Scottish novelist Ewan Morrison has just done an epic-length dissection of one of the more celebrated peculiarities of the Caledonian mind in the UK’s The Guardian – and one whose iconic fictional prototypes are available online as free ebooks. That is, the fact that it’s two minds – or rather, a deeply divided and mutually antagonistic split personality. This personality disorder has been dubbed the “Caledonian Antisyzygy” – a coinage so clumsy and rebarbative that only a gritty, craggy, canny, calculating Scottish academic mind could have hatched it. And the classic incarnation (or incarnations) of this state of mind/minds is Robert Louis Stevenson‘s “Strange Case of Dr Jekyll and Mr Hyde” – long available on Project Gutenberg and elsewhere for free.

Coined by critic George Gregory Smith in the essay “Two Moods” in his “Scottish Literature: Character and Influence” (also available for free from Archive.org), the term describes: “the contrasts which the Scot shows at every turn, in his political and ecclesiastical history, in his polemical restlessness, in his adaptability.” Smith declared: “the Scot presents two aspects which appear contradictory,” one being a down-to-earth, matter-of-fact realism, often shown in “the piling up of details,” and the other being “a whimsical delight … in the horns of elfland and the voices of the mountains” as well as a “delight in the grotesque and uncanny.” Dour, calculating, Protestant, Anglophone Lowlander versus fierce, fantastical, Catholic, Gaelic Highlander.

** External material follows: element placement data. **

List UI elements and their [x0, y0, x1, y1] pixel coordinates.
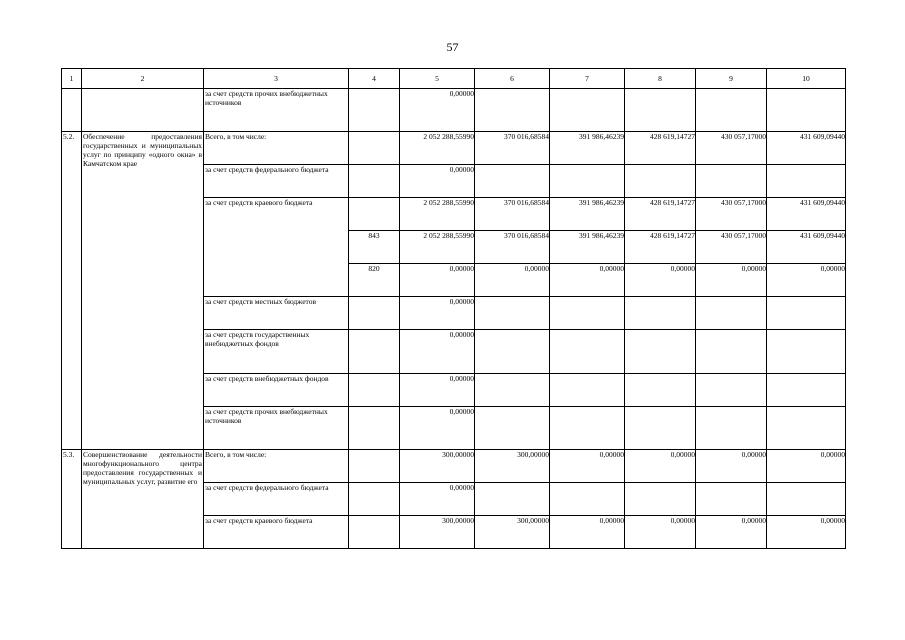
cell-year: 391 986,46239: [550, 198, 625, 231]
cell-year: 430 057,17000: [696, 132, 767, 165]
table-row: [62, 89, 846, 132]
cell-year: 0,00000: [696, 450, 767, 483]
funding-source: Всего, в том числе:: [204, 450, 349, 483]
cell-year: 0,00000: [696, 516, 767, 549]
row-number: 5.3.: [62, 450, 82, 549]
cell-total: 0,00000: [400, 330, 475, 374]
funding-source: за счет средств прочих внебюджетных источников: [204, 89, 349, 132]
cell-total: 0,00000: [400, 374, 475, 407]
cell-year: 0,00000: [550, 450, 625, 483]
cell-total: 0,00000: [400, 89, 475, 132]
budget-code: [349, 483, 400, 516]
table-row: [62, 450, 846, 483]
budget-code: [349, 132, 400, 165]
cell-total: 0,00000: [400, 483, 475, 516]
budget-code: [349, 89, 400, 132]
cell-year: 370 016,68584: [475, 198, 550, 231]
cell-year: 428 619,14727: [625, 231, 696, 264]
budget-code: [349, 330, 400, 374]
funding-source: за счет средств краевого бюджета: [204, 198, 349, 297]
column-header: 3: [204, 69, 349, 89]
cell-year: 428 619,14727: [625, 198, 696, 231]
budget-table: [61, 68, 846, 549]
cell-year: 430 057,17000: [696, 231, 767, 264]
cell-year: 428 619,14727: [625, 132, 696, 165]
row-number: 5.2.: [62, 132, 82, 450]
funding-source: за счет средств внебюджетных фондов: [204, 374, 349, 407]
cell-year: 431 609,09440: [767, 231, 846, 264]
row-number: [62, 89, 82, 132]
budget-code: [349, 198, 400, 231]
event-name: [82, 89, 204, 132]
cell-year: 370 016,68584: [475, 132, 550, 165]
budget-code: 843: [349, 231, 400, 264]
funding-source: за счет средств местных бюджетов: [204, 297, 349, 330]
cell-total: 2 052 288,55990: [400, 198, 475, 231]
budget-code: [349, 407, 400, 450]
cell-year: 0,00000: [767, 516, 846, 549]
cell-total: 2 052 288,55990: [400, 132, 475, 165]
cell-year: 0,00000: [475, 264, 550, 297]
cell-year: 300,00000: [475, 450, 550, 483]
cell-total: 300,00000: [400, 450, 475, 483]
column-header: 10: [767, 69, 846, 89]
cell-year: 370 016,68584: [475, 231, 550, 264]
cell-year: 0,00000: [625, 516, 696, 549]
cell-total: 300,00000: [400, 516, 475, 549]
cell-year: 300,00000: [475, 516, 550, 549]
cell-year: 431 609,09440: [767, 132, 846, 165]
column-header: 2: [82, 69, 204, 89]
column-header: 9: [696, 69, 767, 89]
cell-year: 391 986,46239: [550, 132, 625, 165]
cell-year: 430 057,17000: [696, 198, 767, 231]
budget-code: 820: [349, 264, 400, 297]
cell-total: 0,00000: [400, 297, 475, 330]
event-name: Обеспечение предоставления государственных и муниципальных услуг по принципу «одного окна» в Камчатском крае: [82, 132, 204, 450]
column-header: 1: [62, 69, 82, 89]
column-header: 6: [475, 69, 550, 89]
funding-source: за счет средств федерального бюджета: [204, 483, 349, 516]
cell-year: 0,00000: [625, 450, 696, 483]
budget-code: [349, 374, 400, 407]
event-name: Совершенствование деятельности многофункционального центра предоставления государственных и муниципальных услуг, развитие его: [82, 450, 204, 549]
funding-source: Всего, в том числе:: [204, 132, 349, 165]
budget-code: [349, 165, 400, 198]
cell-total: 2 052 288,55990: [400, 231, 475, 264]
funding-source: за счет средств федерального бюджета: [204, 165, 349, 198]
cell-year: 0,00000: [696, 264, 767, 297]
funding-source: за счет средств краевого бюджета: [204, 516, 349, 549]
funding-source: за счет средств государственных внебюджетных фондов: [204, 330, 349, 374]
table-row: [62, 132, 846, 165]
cell-year: 0,00000: [625, 264, 696, 297]
column-header: 5: [400, 69, 475, 89]
cell-year: 391 986,46239: [550, 231, 625, 264]
cell-year: 0,00000: [767, 264, 846, 297]
budget-code: [349, 297, 400, 330]
column-header: 4: [349, 69, 400, 89]
page-number: 57: [446, 40, 459, 54]
column-header: 8: [625, 69, 696, 89]
cell-total: 0,00000: [400, 264, 475, 297]
column-header: 7: [550, 69, 625, 89]
cell-year: 431 609,09440: [767, 198, 846, 231]
cell-year: 0,00000: [550, 516, 625, 549]
cell-total: 0,00000: [400, 165, 475, 198]
cell-year: 0,00000: [767, 450, 846, 483]
budget-code: [349, 450, 400, 483]
cell-year: 0,00000: [550, 264, 625, 297]
budget-code: [349, 516, 400, 549]
cell-total: 0,00000: [400, 407, 475, 450]
funding-source: за счет средств прочих внебюджетных источников: [204, 407, 349, 450]
table-header-row: [62, 69, 846, 89]
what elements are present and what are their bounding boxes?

And the two natures feud in literature as bitterly as they did at Glencoe, goes the thesis.

Sir Walter Scott adorned many of his Waverley novels with strongly contrasted heroines:  the prudent, obedient, sensible blondes, who mostly are on the side of the status quo; and the wild, romantic, and often Jacobite brunettes. James Hogg, the self-taught so-called “Ettrick Shepherd,” gave Stevenson his early model in this school with his best-known work, “The Private Memoirs and Confessions of a Justified Sinner,” which puts Calvinist theology in the weirdest light while ringing the changes on duality and mutual antagonism in trope after trope: feuding brothers, doppelgangers, doubles, haunting shadows, split narratives. Stevenson revisited the theme in “Dr Jekyll and Mr Hyde,” “Kidnapped” – with its powerful dichotomy of Lowland perfidy versus Highland Jacobite steadfastness – and above all in “The Master of Ballantrae,” where he rammed home the political angle with the tale of two brothers, assigned opposite sides in the Forty-Five to preserve the family fortunes whatever the outcome, whose warped interdependence becomes more poignant and disturbing even than Dr Jekyll and Mr Hyde. The thoughtful, careful, “good” brother cannot escape the shadow of the dark but charismatic “Master,” and dies on his death.

And Scottish writers have been exploring and bemoaning this internal division ever since. Ewan Morrison equates it with borderline personality disorder, citing Scotland’s horribly high levels of substance abuse, destructive violence and suicide. Look on the bright side, though: It gave the nation some superb literature and unforgettable stories. And what smaller nation alongside a larger one is not going to develop a high awareness of conflicted difference, separateness, and the struggle to define yourself?